こういうときこそ、国の出番
2011/08/11 法務相談一般, 民法・商法, その他
法案の概要
民主党原発事故影響対策プロジェクトチームは3日、特別措置法案をまとめた。この法案は、東京電力福島第一原発事故で放射性物質に汚染された原発構外のがれき処理や、土壌除染を国が行うためのものである。
具体的には、環境省が指定する「汚染廃棄物対策地域」のがれきの処理の国に義務付け、その費用は電力会社に請求できるというものである。また「対策地域」には「特別な管理が必要な程度に汚染された恐れがある場所」が指定される。原則として、「対策地域」には現在の警戒区域と計画的避難区域が該当し、そこにあるがれきが処理の対象になるが、地域外にあっても一定以上の汚染があるがれきならば、国の処理の対象になる。

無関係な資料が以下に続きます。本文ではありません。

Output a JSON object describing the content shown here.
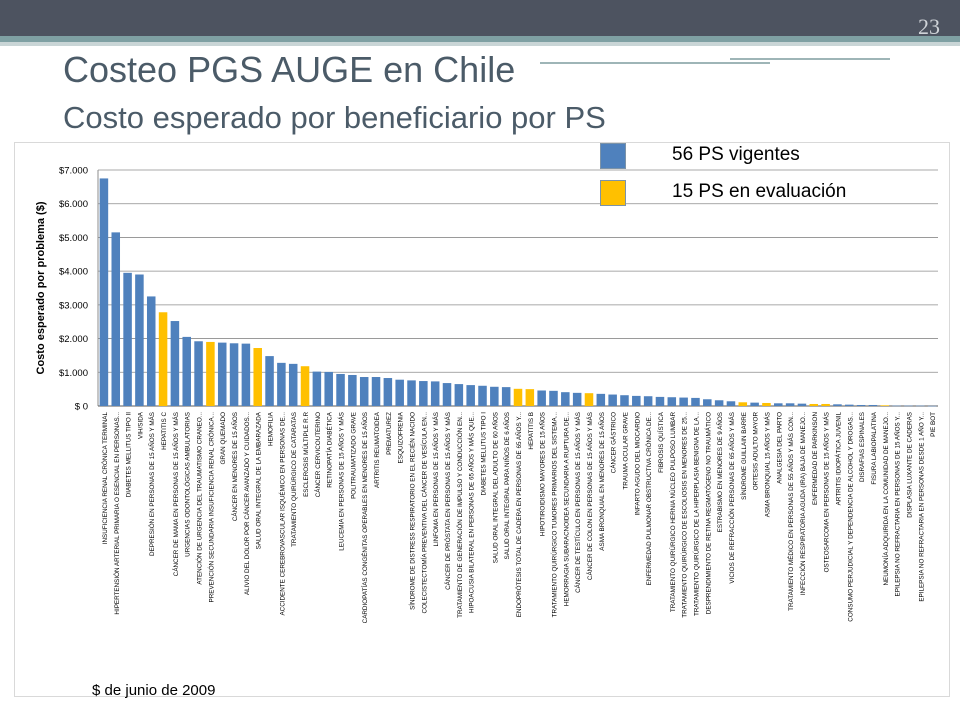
{
  "slide": {
    "page_number": "23",
    "title": "Costeo PGS AUGE en Chile",
    "subtitle": "Costo esperado por beneficiario por PS",
    "footnote": "$ de junio de 2009"
  },
  "legend": [
    {
      "label": "56 PS vigentes",
      "color": "#4f81bd"
    },
    {
      "label": "15 PS en evaluación",
      "color": "#ffc000"
    }
  ],
  "chart_data": {
    "type": "bar",
    "title": "",
    "xlabel": "",
    "ylabel": "Costo esperado por problema ($)",
    "ylim": [
      0,
      7000
    ],
    "yticks": [
      "$ 0",
      "$1.000",
      "$2.000",
      "$3.000",
      "$4.000",
      "$5.000",
      "$6.000",
      "$7.000"
    ],
    "grid": true,
    "series_colors": {
      "vigente": "#4f81bd",
      "evaluacion": "#ffc000"
    },
    "categories": [
      "INSUFICIENCIA RENAL CRÓNICA TERMINAL",
      "HIPERTENSIÓN ARTERIAL PRIMARIA O ESENCIAL EN PERSONAS...",
      "DIABETES MELLITUS TIPO II",
      "VIH/SIDA",
      "DEPRESIÓN EN PERSONAS DE 15 AÑOS Y MÁS",
      "HEPATITIS C",
      "CÁNCER DE MAMA EN PERSONAS DE 15 AÑOS Y MÁS",
      "URGENCIAS ODONTOLÓGICAS AMBULATORIAS",
      "ATENCIÓN DE URGENCIA DEL TRAUMATISMO CRANEO...",
      "PREVENCIÓN SECUNDARIA INSUFICIENCIA RENAL CRÓNICA...",
      "GRAN QUEMADO",
      "CÁNCER EN MENORES DE 15 AÑOS",
      "ALIVIO DEL DOLOR POR CÁNCER AVANZADO Y CUIDADOS...",
      "SALUD ORAL INTEGRAL DE LA EMBARAZADA",
      "HEMOFILIA",
      "ACCIDENTE CEREBROVASCULAR ISQUÉMICO EN PERSONAS DE...",
      "TRATAMIENTO QUIRÚRGICO DE CATARATAS",
      "ESCLEROSIS MÚLTIPLE R.R",
      "CÁNCER CERVICOUTERINO",
      "RETINOPATÍA DIABÉTICA",
      "LEUCEMIA EN PERSONAS DE 15 AÑOS Y MÁS",
      "POLITRAUMATIZADO GRAVE",
      "CARDIOPATÍAS CONGÉNITAS OPERABLES EN MENORES DE 15 AÑOS",
      "ARTRITIS REUMATOIDEA",
      "PREMATUREZ",
      "ESQUIZOFRENIA",
      "SÍNDROME DE DISTRESS RESPIRATORIO EN EL RECIÉN NACIDO",
      "COLECISTECTOMÍA PREVENTIVA DEL CÁNCER DE VESÍCULA EN...",
      "LINFOMA EN PERSONAS DE 15 AÑOS Y MÁS",
      "CÁNCER DE PRÓSTATA EN PERSONAS DE 15 AÑOS Y MÁS",
      "TRATAMIENTO DE GENERACIÓN DE IMPULSO Y CONDUCCIÓN EN...",
      "HIPOACUSIA BILATERAL EN PERSONAS DE 65 AÑOS Y MÁS QUE...",
      "DIABETES MELLITUS TIPO I",
      "SALUD ORAL INTEGRAL DEL ADULTO DE 60 AÑOS",
      "SALUD ORAL INTEGRAL PARA NIÑOS DE 6 AÑOS",
      "ENDOPRÓTESIS TOTAL DE CADERA EN PERSONAS DE 65 AÑOS Y...",
      "HEPATITIS B",
      "HIPOTIROIDISMO MAYORES DE 15 AÑOS",
      "TRATAMIENTO QUIRÚRGICO TUMORES PRIMARIOS DEL SISTEMA...",
      "HEMORRAGIA SUBARACNOIDEA SECUNDARIA A RUPTURA DE...",
      "CÁNCER DE TESTÍCULO EN PERSONAS DE 15 AÑOS Y MÁS",
      "CÁNCER DE COLON EN PERSONAS DE 15 AÑOS Y MÁS",
      "ASMA BRONQUIAL EN MENORES DE 15 AÑOS",
      "CÁNCER GÁSTRICO",
      "TRAUMA OCULAR GRAVE",
      "INFARTO AGUDO DEL MIOCARDIO",
      "ENFERMEDAD PULMONAR OBSTRUCTIVA CRÓNICA DE...",
      "FIBROSIS QUÍSTICA",
      "TRATAMIENTO QUIRÚRGICO HERNIA NÚCLEO PULPOSO LUMBAR",
      "TRATAMIENTO QUIRÚRGICO DE ESCOLIOSIS EN MENORES DE 25...",
      "TRATAMIENTO QUIRÚRGICO DE LA HIPERPLASIA BENIGNA DE LA...",
      "DESPRENDIMIENTO DE RETINA REGMATÓGENO NO TRAUMÁTICO",
      "ESTRABISMO EN MENORES DE 9 AÑOS",
      "VICIOS DE REFRACCIÓN PERSONAS DE 65 AÑOS Y MÁS",
      "SÍNDROME GUILLAIN BARRE",
      "ORTESIS ADULTO MAYOR",
      "ASMA BRONQUIAL 15 AÑOS Y MÁS",
      "ANALGESIA DEL PARTO",
      "TRATAMIENTO MÉDICO EN PERSONAS DE 55 AÑOS Y MÁS CON...",
      "INFECCIÓN RESPIRATORIA AGUDA (IRA) BAJA DE MANEJO...",
      "ENFERMEDAD DE PARKINSON",
      "OSTEOSARCOMA EN PERSONAS DE 15 AÑOS Y MÁS",
      "ARTRITIS IDIOPÁTICA JUVENIL",
      "CONSUMO PERJUDICIAL Y DEPENDENCIA DE ALCOHOL Y DROGAS...",
      "DISRAFIAS ESPINALES",
      "FISURA LABIOPALATINA",
      "NEUMONÍA ADQUIRIDA EN LA COMUNIDAD DE MANEJO...",
      "EPILEPSIA NO REFRACTARIA EN PERSONAS DE 15 AÑOS Y...",
      "DISPLASIA LUXANTE DE CADERAS",
      "EPILEPSIA NO REFRACTARIA EN PERSONAS DESDE 1 AÑO Y...",
      "PIE BOT"
    ],
    "values": [
      6750,
      5150,
      3950,
      3900,
      3250,
      2780,
      2520,
      2050,
      1920,
      1900,
      1880,
      1860,
      1850,
      1720,
      1480,
      1280,
      1250,
      1180,
      1020,
      1010,
      950,
      920,
      860,
      860,
      830,
      780,
      760,
      740,
      730,
      680,
      650,
      620,
      600,
      570,
      560,
      510,
      500,
      460,
      450,
      410,
      390,
      380,
      360,
      340,
      320,
      300,
      290,
      270,
      260,
      250,
      240,
      200,
      170,
      140,
      110,
      100,
      90,
      80,
      80,
      70,
      60,
      60,
      50,
      40,
      30,
      30,
      20,
      10,
      10,
      10,
      5
    ],
    "groups": [
      "v",
      "v",
      "v",
      "v",
      "v",
      "e",
      "v",
      "v",
      "v",
      "e",
      "v",
      "v",
      "v",
      "e",
      "v",
      "v",
      "v",
      "e",
      "v",
      "v",
      "v",
      "v",
      "v",
      "v",
      "v",
      "v",
      "v",
      "v",
      "v",
      "v",
      "v",
      "v",
      "v",
      "v",
      "v",
      "e",
      "e",
      "v",
      "v",
      "v",
      "v",
      "e",
      "v",
      "v",
      "v",
      "v",
      "v",
      "v",
      "v",
      "v",
      "v",
      "v",
      "v",
      "v",
      "e",
      "v",
      "e",
      "v",
      "v",
      "v",
      "e",
      "e",
      "v",
      "v",
      "v",
      "v",
      "e",
      "v",
      "v",
      "v",
      "v"
    ]
  }
}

また、土壌などは、環境省が指定した「重点調査地域」について、国、知事そして市町村長等が除染する。ただし、国による代行も可能である。
法案作成の理由
現行の廃棄物処理法や土壌汚染対策法は、放射能汚染を想定していない(廃棄物処理法2条1項、土壌汚染対策法2条1項参照)。つまり、現行法では放射能汚染されたがれきの除去をすることはできない。そのため、国による放射能汚染がれき除去のためには、その根拠となる法律が新たに必要になり、本件特措法の制定が検討されたのである。
がれきを除いたその後に
がれきの量が膨大であり、また放射性物質という人体に危害を加えうるものを含むため、がれきの処理を個人に任せることはできない。個人の力では解決できない問題を解決する場面こそ、国の本領が発揮される場面であろう。そして、がれきを除去して土地を最大権利用できるようにすることで、経済活動がより活性化し、復興にまた一歩近づくことができるのではないか。